Gegen diese Entscheidung kann binnen sechs Wochen ab der Zustellung Beschwerde an den Verfassungsgerichtshof, Freyung 8, 1010 Wien, oder außerordentliche Revision an den Verwaltungsgerichtshof erhoben werden. Die Beschwerde an den Verfassungsgerichtshof ist direkt bei diesem, die außerordentliche Revision an den Verwaltungsgerichtshof ist beim Landesverwaltungsgericht Tirol einzubringen.
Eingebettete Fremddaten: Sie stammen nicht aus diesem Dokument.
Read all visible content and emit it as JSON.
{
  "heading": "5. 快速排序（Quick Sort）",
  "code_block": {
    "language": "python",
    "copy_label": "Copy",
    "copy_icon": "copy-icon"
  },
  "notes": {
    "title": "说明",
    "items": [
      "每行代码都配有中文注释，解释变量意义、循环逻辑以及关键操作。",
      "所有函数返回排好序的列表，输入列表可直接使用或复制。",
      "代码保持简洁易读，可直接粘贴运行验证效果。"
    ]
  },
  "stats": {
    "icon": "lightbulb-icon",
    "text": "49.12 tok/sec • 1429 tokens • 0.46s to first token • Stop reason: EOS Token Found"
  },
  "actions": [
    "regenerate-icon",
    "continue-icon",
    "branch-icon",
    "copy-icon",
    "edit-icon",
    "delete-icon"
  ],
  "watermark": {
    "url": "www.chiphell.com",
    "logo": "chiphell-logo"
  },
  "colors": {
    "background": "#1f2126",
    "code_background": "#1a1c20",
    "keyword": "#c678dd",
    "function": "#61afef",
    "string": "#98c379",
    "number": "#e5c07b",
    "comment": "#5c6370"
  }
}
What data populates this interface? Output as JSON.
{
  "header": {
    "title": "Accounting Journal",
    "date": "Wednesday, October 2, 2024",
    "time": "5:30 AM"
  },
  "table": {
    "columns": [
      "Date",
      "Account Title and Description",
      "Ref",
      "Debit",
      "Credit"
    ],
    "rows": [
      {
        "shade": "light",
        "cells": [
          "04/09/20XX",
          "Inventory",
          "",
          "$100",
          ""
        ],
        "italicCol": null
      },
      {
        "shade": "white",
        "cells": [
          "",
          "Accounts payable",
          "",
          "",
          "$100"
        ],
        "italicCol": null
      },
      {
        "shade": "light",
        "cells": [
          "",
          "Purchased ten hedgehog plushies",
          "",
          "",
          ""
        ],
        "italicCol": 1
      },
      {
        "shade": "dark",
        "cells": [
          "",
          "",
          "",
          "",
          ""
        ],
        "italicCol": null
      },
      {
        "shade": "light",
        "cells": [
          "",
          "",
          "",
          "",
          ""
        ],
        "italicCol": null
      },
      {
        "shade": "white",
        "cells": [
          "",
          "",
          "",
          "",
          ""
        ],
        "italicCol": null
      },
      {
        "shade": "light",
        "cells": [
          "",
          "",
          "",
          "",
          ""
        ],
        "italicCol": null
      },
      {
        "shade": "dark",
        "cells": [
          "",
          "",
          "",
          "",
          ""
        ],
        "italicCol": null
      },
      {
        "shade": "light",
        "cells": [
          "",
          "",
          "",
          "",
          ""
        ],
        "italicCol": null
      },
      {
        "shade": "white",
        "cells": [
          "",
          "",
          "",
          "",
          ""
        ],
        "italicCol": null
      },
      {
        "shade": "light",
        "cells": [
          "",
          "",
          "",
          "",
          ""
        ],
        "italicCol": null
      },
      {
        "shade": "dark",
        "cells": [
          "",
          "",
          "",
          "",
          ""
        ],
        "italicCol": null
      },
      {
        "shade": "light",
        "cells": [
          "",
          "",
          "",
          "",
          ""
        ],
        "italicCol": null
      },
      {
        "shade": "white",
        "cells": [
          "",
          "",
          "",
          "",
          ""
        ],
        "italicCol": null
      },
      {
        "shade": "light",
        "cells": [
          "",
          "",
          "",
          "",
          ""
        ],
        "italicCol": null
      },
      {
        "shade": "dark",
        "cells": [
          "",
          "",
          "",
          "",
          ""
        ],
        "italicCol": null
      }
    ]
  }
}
Die genannten Rechtsmittel sind von einem bevollmächtigten Rechtsanwalt bzw einer bevollmächtigten Rechtsanwältin abzufassen und einzubringen, und es ist eine Eingabegebühr von Euro 240,00 zu entrichten.

E n t s c h e i d u n g s g r ü n d e

Im bekämpften Straferkenntnis wird Herrn A folgender Sachverhalt angelastet und Strafe über ihn verhängt:

„Sie haben es als gewerberechtlicher Geschäftsführer der römisch zehn Kommanditgesellschaft D Co. Adresse3, Ort1, zu verantworten, dass am 13.10.2014 gegen 13.20 Uhr die mit Bescheid der Bezirkshauptmannschaft Ort1 genehmigte Betriebsanlage, nämlich eine Bus- und LKWGarage in Ort1, Adresse4 (Grundstück 11**/*, GB 85*** Ort1) in geänderter Weise betrieben wurde, indem auf dem Vorplatz der Garagen Waschtätigkeiten am Omnibus, Kennzeichen **-*** **, durchgeführt wurden, obwohl Sie nicht im Besitz einer Betriebsanlagengenehmigung für die Änderung waren und die geänderte Betriebsweise geeignet ist, eine nachteilige Einwirkung auf die Beschaffenheit der Gewässer herbeizuführen. Im Befund des oben zitierten Bescheides ist nämlich ausgeführt: „Es finden im Bereich der Betriebsanlage keine Servicetätigkeiten (z. B. Waschen, Reparaturen, Ölwechsel udgl.) statt (gewaschen werden die Fahrzeuge in unmittelbarer Nähe, nämlich auf dem Areal der Firma E, die über einen betriebsanlagenrechtlich genehmigten Waschplatz verfügt, Servicearbeiten erfolgen in Werkstätten). Durchgeführt werden nur Reinigungsarbeiten im Inneren der Fahrzeuge (z. B. Reinigen mittels Handstaubsauger usw.)".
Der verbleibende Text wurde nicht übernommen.